Health.com discusses delayed onset muscle soreness (DOMS) after a difficult workout and includes guidance from HSS physical therapist Robert Andrews PT, DPT.

According to Andrews, “DOMs, or delayed onset muscle soreness, refers to soreness or muscle pain you experience anywhere from a few hours to a few days after exercising.”

DOMs can usually be the result of doing a more intense workout—or using an amount of resistance (like heavier weights or a thicker resistance band)—than your body is used to, he said.

If someone is experiencing DOMS, they will probably have “an aching pain in the muscle, stiffness, throbbing, tightness, and that your muscle is painful to touch or rub. The aching also usually gets worse when you try to stretch or flex your muscle,” explained Andrews.
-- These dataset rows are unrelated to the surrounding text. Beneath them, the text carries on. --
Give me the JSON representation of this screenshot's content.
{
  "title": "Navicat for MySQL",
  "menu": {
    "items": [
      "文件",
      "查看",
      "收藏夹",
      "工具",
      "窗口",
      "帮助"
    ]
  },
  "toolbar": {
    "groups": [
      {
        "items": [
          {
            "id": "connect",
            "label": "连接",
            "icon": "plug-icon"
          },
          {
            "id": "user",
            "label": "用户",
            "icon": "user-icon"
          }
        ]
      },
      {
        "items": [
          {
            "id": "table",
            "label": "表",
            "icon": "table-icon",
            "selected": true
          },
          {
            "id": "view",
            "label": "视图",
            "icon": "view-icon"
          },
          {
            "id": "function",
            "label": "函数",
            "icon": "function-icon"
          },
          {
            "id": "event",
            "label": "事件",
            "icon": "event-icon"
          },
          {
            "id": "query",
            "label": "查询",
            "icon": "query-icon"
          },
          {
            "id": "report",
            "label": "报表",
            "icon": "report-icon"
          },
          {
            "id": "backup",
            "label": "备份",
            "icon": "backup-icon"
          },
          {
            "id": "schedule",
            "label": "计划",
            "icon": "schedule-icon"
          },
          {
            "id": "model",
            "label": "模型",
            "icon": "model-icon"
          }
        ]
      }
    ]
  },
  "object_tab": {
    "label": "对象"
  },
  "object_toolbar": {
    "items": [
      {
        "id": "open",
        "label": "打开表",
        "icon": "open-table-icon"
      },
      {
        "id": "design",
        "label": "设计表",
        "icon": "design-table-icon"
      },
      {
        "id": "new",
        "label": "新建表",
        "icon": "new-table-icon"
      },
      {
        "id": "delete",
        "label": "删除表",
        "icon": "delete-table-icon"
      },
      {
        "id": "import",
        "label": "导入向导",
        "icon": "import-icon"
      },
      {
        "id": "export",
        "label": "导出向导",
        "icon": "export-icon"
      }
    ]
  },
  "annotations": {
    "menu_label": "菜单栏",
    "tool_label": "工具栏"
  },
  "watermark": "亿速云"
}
If the body is being pushed hard in each and every working and causing soreness for days, this might be causing excessive damage to muscles. “Gradual, progressive exercise that challenges the body and causes mild to moderate soreness is a better goal,” he advised.

“Just because you don't feel sore doesn't mean your body isn't getting stronger. Soreness that affects your daily life shouldn't be the goal,” he added.

Andrews noted while DOMS is a normal process (and not a bad thing), it shouldn't be an ever-present part of your workout routine and life.